VENEZIA 67 – “Gorbaciof”, di Stefano Incerti (Fuori Concorso)
Gorbaciof è la storia di uno scontroso contabile del carcere, un giocatore d’azzardo che appartiene ad una Napoli oscura e sotterranea, la stessa città che diventa simbiotica con tanto cinema partenopeo. Il film di Stefano Incerti, nel Fuori concorso, vive di Napoli e di Toni Servillo che concede tutto se stesso, esautorando i toni recitativi e massimalizzando la mimica del corpo che colma e illumina la quotidianità routinaria del suo personaggio
È l’evidente voglia rossa sulla fronte a segnare Pacileo con il nomignolo di Gorbaciof: Lui è un giocatore d’azzardo, un animale solitario che divide la vita tra il poker e il lavoro di contabile dentro il carcere.
Stefano Incerti con Gorbaciof firma la sua settima regia cinematografica e il film trova spazio nel Fuori concorso del Lido.

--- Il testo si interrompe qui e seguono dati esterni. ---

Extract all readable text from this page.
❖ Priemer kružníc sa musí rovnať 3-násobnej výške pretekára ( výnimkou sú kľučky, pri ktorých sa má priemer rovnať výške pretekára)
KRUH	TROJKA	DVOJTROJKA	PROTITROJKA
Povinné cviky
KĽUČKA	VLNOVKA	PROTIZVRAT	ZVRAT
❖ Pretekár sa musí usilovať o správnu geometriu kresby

La sceneggiatura, dello stesso Incerti e di Diego De Silva, ha letteralmente cucito addosso a Toni Servillo questo film, tanto da non poterlo immaginare senza di lui. L’attore napoletano domina la scena e la assorbe completamente tanto da rischiarne una cannibalizzazione quanto mai e assolutamente involontaria. Lo scontroso contabile del carcere è un personaggio che appartiene aduna Napoli oscura e sotterranea, così come sotterranea è la sua vita consumata tra casa, carcere e il retro di un ristorante cinese dove tra una partita di poker e l’altra che lo porterà alla rovina, Pacileo troverà l’amore della giovane figlia dell’indebitato proprietario.

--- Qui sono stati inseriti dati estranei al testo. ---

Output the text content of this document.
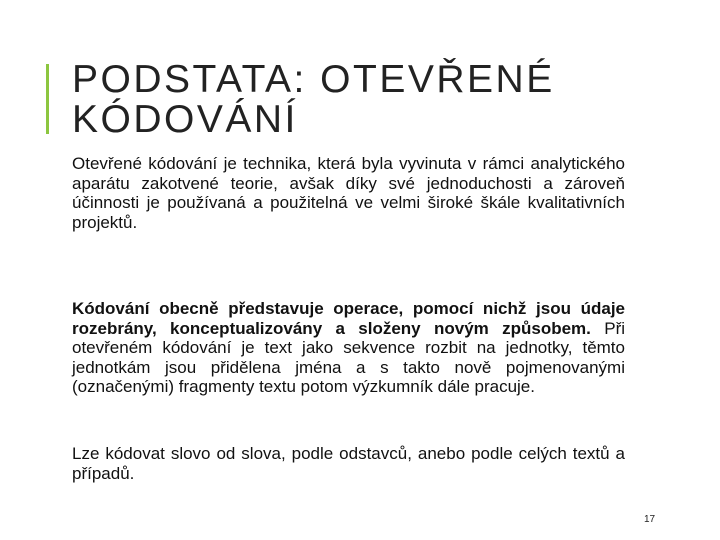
PODSTATA: OTEVŘENÉ
KÓDOVÁNÍ

Otevřené kódování je technika, která byla vyvinuta v rámci analytického aparátu zakotvené teorie, avšak díky své jednoduchosti a zároveň účinnosti je používaná a použitelná ve velmi široké škále kvalitativních projektů.

Kódování obecně představuje operace, pomocí nichž jsou údaje rozebrány, konceptualizovány a složeny novým způsobem. Při otevřeném kódování je text jako sekvence rozbit na jednotky, těmto jednotkám jsou přidělena jména a s takto nově pojmenovanými (označenými) fragmenty textu potom výzkumník dále pracuje.

Lze kódovat slovo od slova, podle odstavců, anebo podle celých textů a případů.

17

Anche Gorbaciof, come tanto altro cinema napoletano di questi anni (Capuano, Martone …) sembra vivere in simbiosi con la città. Non si tratta di conferire alla città quella dignità narrativa che ne costituisca elemento di rilievo, ma, con un compito più arduo, lavorare affinché, all’interno del testo filmico, ne venga acquisito l’afflato che diventi componente essenziale e strutturalmente inserito nell’elaborazione della scrittura e della visione. È una evidente imprescindibile necessità di raccontare i volti e le storie dei propri personaggi, ma anche il senso e il respiro della città dentro la quale scorre la propria vita.
Napoli e Toni Servillo sono quindi al centro di questo film che senza pretendere di fare analisi sociologiche, riesce a portarci in quella zona grigia della metropoli, luogo di incubazione del crimine e terreno di coltura per le anime dannate come quella di Pacileo – Gorbaciof. Servillo concede tutto se stesso, senza risparmiarsi, esautora i toni recitativi e massimalizza la mimica del corpo che sostituisce le parole in un film “avaro” di dialoghi e a volte necessariamente silenzioso. I gesti di Servillo colmano e illuminano la quotidianità routinaria del suo personaggio, lo sguardo prima di aprire la cassaforte del carcere, il quotidiano conteggio del denaro, se da un lato rimuovono qualsiasi possibilità di mutamento nella vita di Pacileo, dall’altra sostituiscono ogni ulteriore indagine psicologica che possa essere affidata alla parola.
Un lavoro sul personaggio di notevole spessore che non può andare oltre senza rischiare di eccedere, senza rischiare di trasformare la maschera tragica di una Napoli dolente in una reiterazione e riproposizione di luoghi, parole e volti comuni, in cui la dimensione tragica potrebbe scomparire perduta in uno sterile “napoletanismo” senza spessore. Gorbaciof può quindi costituire un punto di arrivo e, più felicemente, il punto dal quale ripartire per una nuova ricerca che tesaurizzi il passato nella prospettiva futura.
Incerti conferma la sua mano felice, che era stata apprezzata in Il verificatore e nei suoi film successivi, e firmando un’opera che si tiene lontana da ogni facile sociologismo e scontato realismo, dal suo punto di osservazione ci suggerisce una Napoli in cui le storie di malavita possono finire come nel tarantiniano Pulp fiction e quelle d’amore diventare eterne come nel depalmiano Carlito’s Way.